Nach dem Training findet in der großen Halle in Ahrensburg noch ein Punktspiel gegen Krummesse statt. Dima und seine Mutter sind als Coach dabei. "Time out", rufen die Beiden immer wieder zwischendurch. Dann kommen die jungen Spieler zu ihnen und es gibt Tipps. Danach wird eingeklatscht und das Spiel geht weiter. "Ich habe mich sehr gefreut herzukommen. Ich mag den Verein und finde es toll, dass die Kinder und auch die Trainer mich so warmherzig aufgenommen haben. Und ich freue mich sehr hier Training geben zu dürfen", sagt Yaroslavna Asieieva.

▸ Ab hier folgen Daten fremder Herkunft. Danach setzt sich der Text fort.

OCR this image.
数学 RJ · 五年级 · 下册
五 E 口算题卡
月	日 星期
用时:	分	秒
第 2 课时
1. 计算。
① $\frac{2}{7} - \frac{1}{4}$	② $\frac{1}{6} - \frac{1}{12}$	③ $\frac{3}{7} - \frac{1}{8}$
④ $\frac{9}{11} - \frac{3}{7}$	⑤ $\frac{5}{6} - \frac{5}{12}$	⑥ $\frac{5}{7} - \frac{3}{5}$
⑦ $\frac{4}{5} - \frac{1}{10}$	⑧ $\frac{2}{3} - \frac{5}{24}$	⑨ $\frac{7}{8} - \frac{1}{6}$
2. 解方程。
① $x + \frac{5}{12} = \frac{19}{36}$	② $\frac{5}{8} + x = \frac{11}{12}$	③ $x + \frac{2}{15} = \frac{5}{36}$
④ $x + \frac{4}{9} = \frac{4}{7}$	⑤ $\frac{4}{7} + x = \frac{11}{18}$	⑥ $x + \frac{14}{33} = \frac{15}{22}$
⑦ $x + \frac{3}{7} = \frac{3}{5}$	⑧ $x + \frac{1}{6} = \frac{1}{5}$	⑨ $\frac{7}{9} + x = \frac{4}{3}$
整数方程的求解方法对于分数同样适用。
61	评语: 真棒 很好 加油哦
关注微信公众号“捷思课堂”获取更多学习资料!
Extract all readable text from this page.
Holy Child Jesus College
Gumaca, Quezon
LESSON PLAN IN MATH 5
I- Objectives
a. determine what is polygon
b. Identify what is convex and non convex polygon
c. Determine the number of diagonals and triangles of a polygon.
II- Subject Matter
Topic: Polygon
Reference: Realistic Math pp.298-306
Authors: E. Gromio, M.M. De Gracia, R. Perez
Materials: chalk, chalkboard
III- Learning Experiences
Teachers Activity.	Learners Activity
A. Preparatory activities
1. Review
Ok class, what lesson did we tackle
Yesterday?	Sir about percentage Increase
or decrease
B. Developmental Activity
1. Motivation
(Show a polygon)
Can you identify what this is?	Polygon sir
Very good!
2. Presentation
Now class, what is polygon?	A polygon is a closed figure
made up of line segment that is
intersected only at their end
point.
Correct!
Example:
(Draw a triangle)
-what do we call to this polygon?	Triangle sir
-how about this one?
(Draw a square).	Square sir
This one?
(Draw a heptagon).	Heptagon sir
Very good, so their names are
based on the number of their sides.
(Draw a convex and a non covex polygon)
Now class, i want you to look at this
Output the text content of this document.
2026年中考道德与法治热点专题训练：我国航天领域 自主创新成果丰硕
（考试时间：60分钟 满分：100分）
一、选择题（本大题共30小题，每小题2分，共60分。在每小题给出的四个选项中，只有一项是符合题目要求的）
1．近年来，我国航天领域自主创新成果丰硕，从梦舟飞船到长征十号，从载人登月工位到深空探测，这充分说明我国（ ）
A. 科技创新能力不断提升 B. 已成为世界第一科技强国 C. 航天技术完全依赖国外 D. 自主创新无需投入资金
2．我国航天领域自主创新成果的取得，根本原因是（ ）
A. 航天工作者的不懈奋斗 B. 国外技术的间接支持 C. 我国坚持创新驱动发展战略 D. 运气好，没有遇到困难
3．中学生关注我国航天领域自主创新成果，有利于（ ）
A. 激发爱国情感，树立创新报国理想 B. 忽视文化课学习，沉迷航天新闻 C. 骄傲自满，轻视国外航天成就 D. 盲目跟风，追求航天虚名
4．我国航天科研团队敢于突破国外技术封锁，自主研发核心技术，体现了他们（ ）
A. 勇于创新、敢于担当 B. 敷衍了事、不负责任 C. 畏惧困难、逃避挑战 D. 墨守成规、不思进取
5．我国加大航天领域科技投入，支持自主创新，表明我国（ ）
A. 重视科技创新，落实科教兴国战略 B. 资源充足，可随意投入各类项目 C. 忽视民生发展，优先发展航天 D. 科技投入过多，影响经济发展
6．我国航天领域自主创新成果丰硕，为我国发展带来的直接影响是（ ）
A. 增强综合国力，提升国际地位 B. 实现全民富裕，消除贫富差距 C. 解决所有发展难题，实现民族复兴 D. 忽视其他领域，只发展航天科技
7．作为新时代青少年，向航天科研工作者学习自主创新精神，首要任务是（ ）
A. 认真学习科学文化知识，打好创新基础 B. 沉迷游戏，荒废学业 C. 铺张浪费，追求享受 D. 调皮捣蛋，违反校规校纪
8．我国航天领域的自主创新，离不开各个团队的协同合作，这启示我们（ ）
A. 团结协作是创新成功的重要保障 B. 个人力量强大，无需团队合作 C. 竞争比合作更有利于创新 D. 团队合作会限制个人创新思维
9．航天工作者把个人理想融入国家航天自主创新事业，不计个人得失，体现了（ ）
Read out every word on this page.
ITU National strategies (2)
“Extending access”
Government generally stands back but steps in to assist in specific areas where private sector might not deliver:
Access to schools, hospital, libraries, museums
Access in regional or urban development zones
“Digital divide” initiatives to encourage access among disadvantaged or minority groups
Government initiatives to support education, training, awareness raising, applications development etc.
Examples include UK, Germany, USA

"Wenn ich spiele, vergesse ich alles"

Drei Mal die Woche trainieren die Beiden hier in Ahrensburg. Im April kann Dima sogar als Trainer beim Bundesliga Topverein Borussia Düsseldorf arbeiten. "Wenn ich Tischtennis spiele, vergesse ich alles um mich rum", sagt Dmytro Asieiev. "Vergangenes Wochenende zum Beispiel hatte ich ein Punktspiel und habe mich voll darauf konzentriert, das war gut. Ich habe nicht an die Ukraine gedacht. Sonst sind meine Gedanken immer dort", so Asieiev weiter. Mithilfe des Tischtennis-Sports will sich die ukrainische Familie ihren Lebensunterhalt finanzieren und hier richtig ankommen.